Fortunately, they are recovering from the condition but officials are now sounding a warning because they got lead poisoning from using contaminated cookware.

Photo: Wikimedia Commons

A three-year-old child went through routine blood screening in 2017 and that led the New York City Department of Health to discover this unusual situation. The Centers for Disease Control and Prevention reported on the subject recently.

Two other adult children and their parents were also tested and it was discovered that they had very high levels of lead in their blood. After further investigating, they discovered that they were using glazed ceramic dishes to cook, and the dishes leached the lead into their food.

Eventually, they stopped using the pottery after this was discovered and the amount of lead in their bloodstream began to drop.
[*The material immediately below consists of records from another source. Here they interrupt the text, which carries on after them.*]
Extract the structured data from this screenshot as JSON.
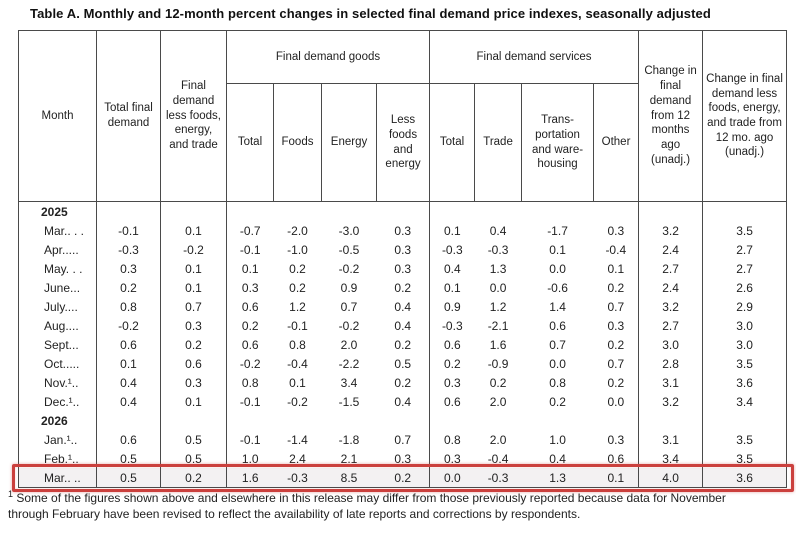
{
  "title": "Table A. Monthly and 12-month percent changes in selected final demand price indexes, seasonally adjusted",
  "table": {
    "header": {
      "month": "Month",
      "total_final_demand": "Total final demand",
      "less_foods_energy_trade": "Final demand less foods, energy, and trade",
      "goods_group": "Final demand goods",
      "services_group": "Final demand services",
      "goods_cols": [
        "Total",
        "Foods",
        "Energy",
        "Less foods and energy"
      ],
      "services_cols": [
        "Total",
        "Trade",
        "Trans­portation and ware­housing",
        "Other"
      ],
      "change_12mo": "Change in final demand from 12 months ago (unadj.)",
      "change_12mo_less": "Change in final demand less foods, energy, and trade from 12 mo. ago (unadj.)"
    },
    "rows": [
      {
        "type": "year",
        "label": "2025"
      },
      {
        "type": "data",
        "month": "Mar.. . .",
        "values": [
          "-0.1",
          "0.1",
          "-0.7",
          "-2.0",
          "-3.0",
          "0.3",
          "0.1",
          "0.4",
          "-1.7",
          "0.3",
          "3.2",
          "3.5"
        ]
      },
      {
        "type": "data",
        "month": "Apr.....",
        "values": [
          "-0.3",
          "-0.2",
          "-0.1",
          "-1.0",
          "-0.5",
          "0.3",
          "-0.3",
          "-0.3",
          "0.1",
          "-0.4",
          "2.4",
          "2.7"
        ]
      },
      {
        "type": "data",
        "month": "May. . .",
        "values": [
          "0.3",
          "0.1",
          "0.1",
          "0.2",
          "-0.2",
          "0.3",
          "0.4",
          "1.3",
          "0.0",
          "0.1",
          "2.7",
          "2.7"
        ]
      },
      {
        "type": "data",
        "month": "June...",
        "values": [
          "0.2",
          "0.1",
          "0.3",
          "0.2",
          "0.9",
          "0.2",
          "0.1",
          "0.0",
          "-0.6",
          "0.2",
          "2.4",
          "2.6"
        ]
      },
      {
        "type": "data",
        "month": "July....",
        "values": [
          "0.8",
          "0.7",
          "0.6",
          "1.2",
          "0.7",
          "0.4",
          "0.9",
          "1.2",
          "1.4",
          "0.7",
          "3.2",
          "2.9"
        ]
      },
      {
        "type": "data",
        "month": "Aug....",
        "values": [
          "-0.2",
          "0.3",
          "0.2",
          "-0.1",
          "-0.2",
          "0.4",
          "-0.3",
          "-2.1",
          "0.6",
          "0.3",
          "2.7",
          "3.0"
        ]
      },
      {
        "type": "data",
        "month": "Sept...",
        "values": [
          "0.6",
          "0.2",
          "0.6",
          "0.8",
          "2.0",
          "0.2",
          "0.6",
          "1.6",
          "0.7",
          "0.2",
          "3.0",
          "3.0"
        ]
      },
      {
        "type": "data",
        "month": "Oct.....",
        "values": [
          "0.1",
          "0.6",
          "-0.2",
          "-0.4",
          "-2.2",
          "0.5",
          "0.2",
          "-0.9",
          "0.0",
          "0.7",
          "2.8",
          "3.5"
        ]
      },
      {
        "type": "data",
        "month": "Nov.¹..",
        "values": [
          "0.4",
          "0.3",
          "0.8",
          "0.1",
          "3.4",
          "0.2",
          "0.3",
          "0.2",
          "0.8",
          "0.2",
          "3.1",
          "3.6"
        ]
      },
      {
        "type": "data",
        "month": "Dec.¹..",
        "values": [
          "0.4",
          "0.1",
          "-0.1",
          "-0.2",
          "-1.5",
          "0.4",
          "0.6",
          "2.0",
          "0.2",
          "0.0",
          "3.2",
          "3.4"
        ]
      },
      {
        "type": "year",
        "label": "2026"
      },
      {
        "type": "data",
        "month": "Jan.¹..",
        "values": [
          "0.6",
          "0.5",
          "-0.1",
          "-1.4",
          "-1.8",
          "0.7",
          "0.8",
          "2.0",
          "1.0",
          "0.3",
          "3.1",
          "3.5"
        ]
      },
      {
        "type": "data",
        "month": "Feb.¹..",
        "values": [
          "0.5",
          "0.5",
          "1.0",
          "2.4",
          "2.1",
          "0.3",
          "0.3",
          "-0.4",
          "0.4",
          "0.6",
          "3.4",
          "3.5"
        ]
      },
      {
        "type": "data",
        "month": "Mar.. ..",
        "values": [
          "0.5",
          "0.2",
          "1.6",
          "-0.3",
          "8.5",
          "0.2",
          "0.0",
          "-0.3",
          "1.3",
          "0.1",
          "4.0",
          "3.6"
        ],
        "highlight": true
      }
    ]
  },
  "highlight_color": "#cb403d",
  "footnote": {
    "marker": "1",
    "text": "Some of the figures shown above and elsewhere in this release may differ from those previously reported because data for November through February have been revised to reflect the availability of late reports and corrections by respondents."
  }
}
At first, the level in the child that was initially screened had lead levels of 7 µg/dL. This prompted a warning because it was dangerously close to the limit.

Photo: Wikimedia Commons

The child’s guardians were also alerted to the use of the glazed cookware and told to stop using it. When they did, things began to get better.

Lead poisoning can lead to a variety of symptoms. It can affect your digestive system, as well as your neurological system, and can even stunt your development. Children with lead poisoning are at particular risk because of developmental delays.

Some of the other symptoms include joint and abdominal pain, irritability, constipation, memory loss, and headache. If it isn’t cared for, it could even cause death.


After another blood test was given in 2018 to the initial child, it showed that the lead levels had dropped. A letter was sent to the entire family that recommended they be tested. This included the adult siblings, who showed levels of 17 and 53 µg/dL respectively. The mother and father later got tested and showed levels of 37 and 16 µg/dL respectively.

The traditional cooking utensils were from Mexico and were used for cooking, storing food, and making coffee. Although the family declined an in-home investigation, they did stop using the ceramic ware and their blood levels dropped significantly within the next 16 months.

This isn’t the first time that this type of cookware has come up on the radar. Traditional pottery that is purchased in Mexico, Ecuador, Turkey, the United States, and elsewhere can lead to high levels of lead.